Radium Ra 223 dichloride represents a novel advance in bone-targeted therapies for men with CRPC and bone metastases. It marks the first agent available with the ability to both prevent SREs and prolong overall survival. The National Comprehensive Cancer Network 2013 Guidelines have for the first time included radium Ra 223 dichloride as a treatment for advanced mCRPC.28
Conclusions
A number of unanswered questions emerge from the addition of radium Ra 223 dichloride to the treatment paradigm for advanced prostate cancer. Some considerations include optimal treatment doses and whether repeat dosing is an option with modest cumulative myelosuppression. In addition, further research into the role of bone turnover markers may help in the sequencing of drugs because they are accurate predictors of survival.
Other areas of interest include combining radium Ra 223 dichloride with other bone-targeted agents, such as denosumab and zoledronic acid. This can correlate with the denosumab prevention trial, possibly suggesting an earlier role for radium Ra 223 dichloride because it has a proven survival advantage for metastases. On a related note, further studies may investigate if second-line hormonal agents such as abiraterone or enzalutamide should be added sequentially or concurrently to radium Ra 223 dichloride.
As seen in the ALSYMPCA trial, many physicians do not treat the majority of patients with symptomatic bone metastases with zoledronic acid or denosumab. Less than 50% of patients enrolled in the pivotal trial were using bone-targeted therapy.23 Even if they had a prior SRE and palliative external beam radiotherapy, there appears to be a benefit. In the extended zoledronic acid trials, additional efficacy was seen with longer use of bone-targeted therapy.

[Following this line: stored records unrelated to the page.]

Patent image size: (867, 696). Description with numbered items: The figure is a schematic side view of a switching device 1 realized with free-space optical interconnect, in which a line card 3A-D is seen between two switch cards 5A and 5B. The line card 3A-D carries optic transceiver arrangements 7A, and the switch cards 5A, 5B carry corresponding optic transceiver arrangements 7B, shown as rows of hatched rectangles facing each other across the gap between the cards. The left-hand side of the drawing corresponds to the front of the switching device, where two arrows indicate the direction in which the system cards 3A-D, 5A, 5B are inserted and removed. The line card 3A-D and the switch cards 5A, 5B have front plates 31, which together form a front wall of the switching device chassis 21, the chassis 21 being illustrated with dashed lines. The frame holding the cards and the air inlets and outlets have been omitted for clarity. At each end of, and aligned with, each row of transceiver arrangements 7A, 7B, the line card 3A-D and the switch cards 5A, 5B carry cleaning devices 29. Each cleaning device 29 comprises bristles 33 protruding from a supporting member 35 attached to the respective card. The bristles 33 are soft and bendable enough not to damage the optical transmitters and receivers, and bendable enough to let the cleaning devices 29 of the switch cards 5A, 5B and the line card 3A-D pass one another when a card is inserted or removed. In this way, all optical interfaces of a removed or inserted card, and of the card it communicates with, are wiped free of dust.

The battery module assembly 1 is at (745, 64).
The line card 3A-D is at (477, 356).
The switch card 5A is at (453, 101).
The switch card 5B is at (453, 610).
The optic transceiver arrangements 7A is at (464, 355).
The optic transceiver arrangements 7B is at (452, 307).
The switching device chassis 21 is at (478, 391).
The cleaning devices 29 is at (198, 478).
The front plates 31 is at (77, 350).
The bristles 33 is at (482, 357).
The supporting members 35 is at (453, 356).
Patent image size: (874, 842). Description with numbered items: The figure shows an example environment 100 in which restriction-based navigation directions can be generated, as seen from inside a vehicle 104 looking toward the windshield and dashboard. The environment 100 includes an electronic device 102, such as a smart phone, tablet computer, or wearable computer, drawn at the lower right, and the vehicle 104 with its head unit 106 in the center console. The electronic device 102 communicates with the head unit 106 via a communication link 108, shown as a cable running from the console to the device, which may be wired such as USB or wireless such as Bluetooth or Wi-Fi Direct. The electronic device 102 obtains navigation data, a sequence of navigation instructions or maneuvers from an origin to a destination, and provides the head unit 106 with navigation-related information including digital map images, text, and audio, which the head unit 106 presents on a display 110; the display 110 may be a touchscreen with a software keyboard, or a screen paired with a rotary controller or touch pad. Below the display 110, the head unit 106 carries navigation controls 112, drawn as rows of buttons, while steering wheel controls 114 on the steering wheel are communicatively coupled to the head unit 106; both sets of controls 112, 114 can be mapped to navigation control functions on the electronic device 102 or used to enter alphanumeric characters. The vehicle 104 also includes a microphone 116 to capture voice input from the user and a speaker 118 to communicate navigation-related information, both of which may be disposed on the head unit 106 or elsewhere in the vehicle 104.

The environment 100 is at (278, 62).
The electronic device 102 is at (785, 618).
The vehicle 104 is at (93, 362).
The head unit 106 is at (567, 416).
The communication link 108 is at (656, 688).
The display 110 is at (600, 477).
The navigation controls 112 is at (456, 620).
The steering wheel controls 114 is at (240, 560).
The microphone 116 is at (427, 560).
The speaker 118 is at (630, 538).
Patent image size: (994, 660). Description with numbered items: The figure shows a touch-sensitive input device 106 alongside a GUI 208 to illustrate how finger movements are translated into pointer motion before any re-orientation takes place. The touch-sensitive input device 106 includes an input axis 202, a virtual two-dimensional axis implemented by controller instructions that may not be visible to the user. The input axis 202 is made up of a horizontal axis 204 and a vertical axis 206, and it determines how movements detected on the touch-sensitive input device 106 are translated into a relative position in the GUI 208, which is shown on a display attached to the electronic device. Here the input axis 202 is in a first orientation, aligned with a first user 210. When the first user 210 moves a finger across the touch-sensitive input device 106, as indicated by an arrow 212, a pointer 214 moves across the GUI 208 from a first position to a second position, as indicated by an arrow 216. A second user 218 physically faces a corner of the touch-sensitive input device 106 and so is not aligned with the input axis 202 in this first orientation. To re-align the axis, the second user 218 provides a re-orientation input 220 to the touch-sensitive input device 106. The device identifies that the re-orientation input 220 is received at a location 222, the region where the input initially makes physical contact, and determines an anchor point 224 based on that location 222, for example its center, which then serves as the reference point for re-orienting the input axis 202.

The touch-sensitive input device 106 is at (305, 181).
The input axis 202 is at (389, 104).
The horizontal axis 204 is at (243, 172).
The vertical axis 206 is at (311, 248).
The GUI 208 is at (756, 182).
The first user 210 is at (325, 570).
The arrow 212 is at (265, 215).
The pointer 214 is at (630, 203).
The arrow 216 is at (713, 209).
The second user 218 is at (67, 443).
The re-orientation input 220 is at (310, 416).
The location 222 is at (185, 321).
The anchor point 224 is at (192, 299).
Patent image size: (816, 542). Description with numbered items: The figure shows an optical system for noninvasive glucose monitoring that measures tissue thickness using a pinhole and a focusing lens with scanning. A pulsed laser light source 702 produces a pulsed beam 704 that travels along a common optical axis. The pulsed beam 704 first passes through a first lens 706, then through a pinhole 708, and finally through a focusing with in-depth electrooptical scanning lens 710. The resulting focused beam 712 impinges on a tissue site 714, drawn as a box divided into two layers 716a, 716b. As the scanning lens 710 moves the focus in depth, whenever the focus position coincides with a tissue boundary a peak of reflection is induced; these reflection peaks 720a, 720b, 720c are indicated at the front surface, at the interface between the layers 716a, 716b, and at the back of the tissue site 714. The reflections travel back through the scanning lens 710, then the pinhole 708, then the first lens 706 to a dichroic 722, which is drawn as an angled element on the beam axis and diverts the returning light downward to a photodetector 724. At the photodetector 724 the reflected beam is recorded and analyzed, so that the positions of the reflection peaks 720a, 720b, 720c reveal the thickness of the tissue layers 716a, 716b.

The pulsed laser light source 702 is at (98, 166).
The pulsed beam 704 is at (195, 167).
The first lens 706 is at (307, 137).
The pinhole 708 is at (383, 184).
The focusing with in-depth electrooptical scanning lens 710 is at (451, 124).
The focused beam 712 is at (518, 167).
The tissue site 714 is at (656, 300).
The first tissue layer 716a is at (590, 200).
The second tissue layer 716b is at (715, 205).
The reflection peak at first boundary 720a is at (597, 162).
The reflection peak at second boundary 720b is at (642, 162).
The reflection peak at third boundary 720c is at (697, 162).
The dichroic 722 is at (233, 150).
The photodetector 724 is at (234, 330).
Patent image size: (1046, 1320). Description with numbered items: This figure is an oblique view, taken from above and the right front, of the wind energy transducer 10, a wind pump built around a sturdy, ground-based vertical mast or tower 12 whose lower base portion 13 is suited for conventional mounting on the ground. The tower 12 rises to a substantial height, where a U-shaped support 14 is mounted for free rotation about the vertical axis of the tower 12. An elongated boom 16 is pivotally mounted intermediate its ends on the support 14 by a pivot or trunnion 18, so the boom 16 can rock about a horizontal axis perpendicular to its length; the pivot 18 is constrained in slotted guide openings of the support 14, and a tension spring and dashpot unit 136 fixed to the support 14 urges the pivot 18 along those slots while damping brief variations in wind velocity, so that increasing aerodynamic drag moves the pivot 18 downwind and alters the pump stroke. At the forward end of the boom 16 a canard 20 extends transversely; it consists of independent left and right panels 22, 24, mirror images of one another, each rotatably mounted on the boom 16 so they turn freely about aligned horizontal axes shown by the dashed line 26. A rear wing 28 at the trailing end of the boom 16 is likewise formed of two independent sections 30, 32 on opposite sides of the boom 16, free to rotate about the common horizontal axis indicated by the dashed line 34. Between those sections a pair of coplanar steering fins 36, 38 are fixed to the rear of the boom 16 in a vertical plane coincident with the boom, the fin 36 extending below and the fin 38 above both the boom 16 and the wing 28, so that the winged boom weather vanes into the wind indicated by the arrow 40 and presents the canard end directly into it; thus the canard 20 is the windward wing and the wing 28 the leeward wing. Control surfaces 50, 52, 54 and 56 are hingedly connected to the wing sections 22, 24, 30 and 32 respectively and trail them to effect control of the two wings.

In treating SREs associated with mCRPC, a multidisciplinary approach to treatment has been suggested. This paradigm can include treating physicians (urologists, medical oncologists, radiation oncologists) along with support physicians (eg, pathologists, radiologists, psychiatrists) and supportive staff (eg, nurse coordinators, social workers, physical therapists) (Figure 6). However, many patients remain untreated, which remains a challenge to improving outcomes. Barriers to this suggested multidisciplinary approach may include comorbid disease, functional limitations, and/or economic/social restrictions.29 The treatments for advanced prostate cancer continue to evolve. The ideal sequencing or combination of drugs is yet to be determined. Bone-targeted agents continue to be underutilized for reasons that remain unclear despite their proven efficacy. There are still no specific guidelines on the optimal length of therapy for the bone-targeted agents.